Na próxima cúpula do Brics, a Índia vai propor a integração das moedas digitais de bancos centrais (CBDCs) para facilitar o comércio internacional, sem visar a substituição do dólar. Apesar do foco em pagamentos mais ágeis, a iniciativa enfrenta desafios técnicos e políticos expressivos, incluindo a baixa adoção global de moedas digitais, divergências geopolíticas entre membros, como Índia e China, e a exigência de acordos de swap cambial para gerenciar os desequilíbrios comerciais.
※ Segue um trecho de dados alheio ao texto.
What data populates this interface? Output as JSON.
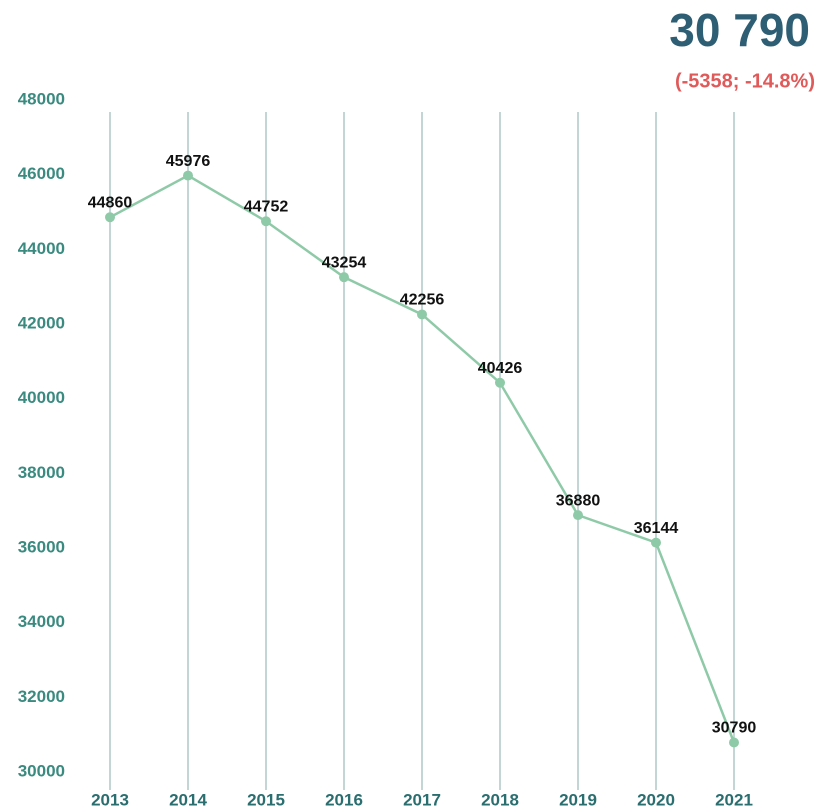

A Índia vai pressionar pelo interligamento das moedas digitais de bancos centrais (CBDCs) entre os países do Brics para pagamentos transfronteiriços em uma cúpula no final desta semana, apesar dos obstáculos políticos e técnicos que podem limitar o progresso, disseram duas fontes familiarizadas com as discussões.
A Índia tem a presidência do Brics este ano, e os líderes do bloco devem se reunir em Nova Délhi nos dias 12 e 13 de setembro. O banco central da Índia (RBI) propôs a integração das moedas digitais oficiais dos países para facilitar o comércio internacional, informou a Reuters em janeiro.
O grupo do Brics inclui Brasil, Rússia, Índia, China e África do Sul, além do Egito, Etiópia, Indonésia, Irã, Arábia Saudita e Emirados Árabes Unidos.
A proposta de vincular as CBDCs fará parte da pauta da reunião dos líderes, disseram as fontes, embora a adoção limitada de moedas digitais em nível global possa complicar a implementação. Elas não quiseram se identificar devido à delicadeza do assunto e por não estarem autorizadas a falar com a mídia.
Os ministérios das Relações Exteriores e das Finanças da Índia, bem como ao banco central da Índia (RBI), não responderam a pedidos de comentário.
DESAFIOS POLÍTICOS E TÉCNICOS
A proposta da Índia se baseará na declaração de 2025 da cúpula do Brics no Rio de Janeiro, que promoveu a interoperabilidade entre os sistemas de pagamento dos membros para tornar as transações internacionais mais eficientes.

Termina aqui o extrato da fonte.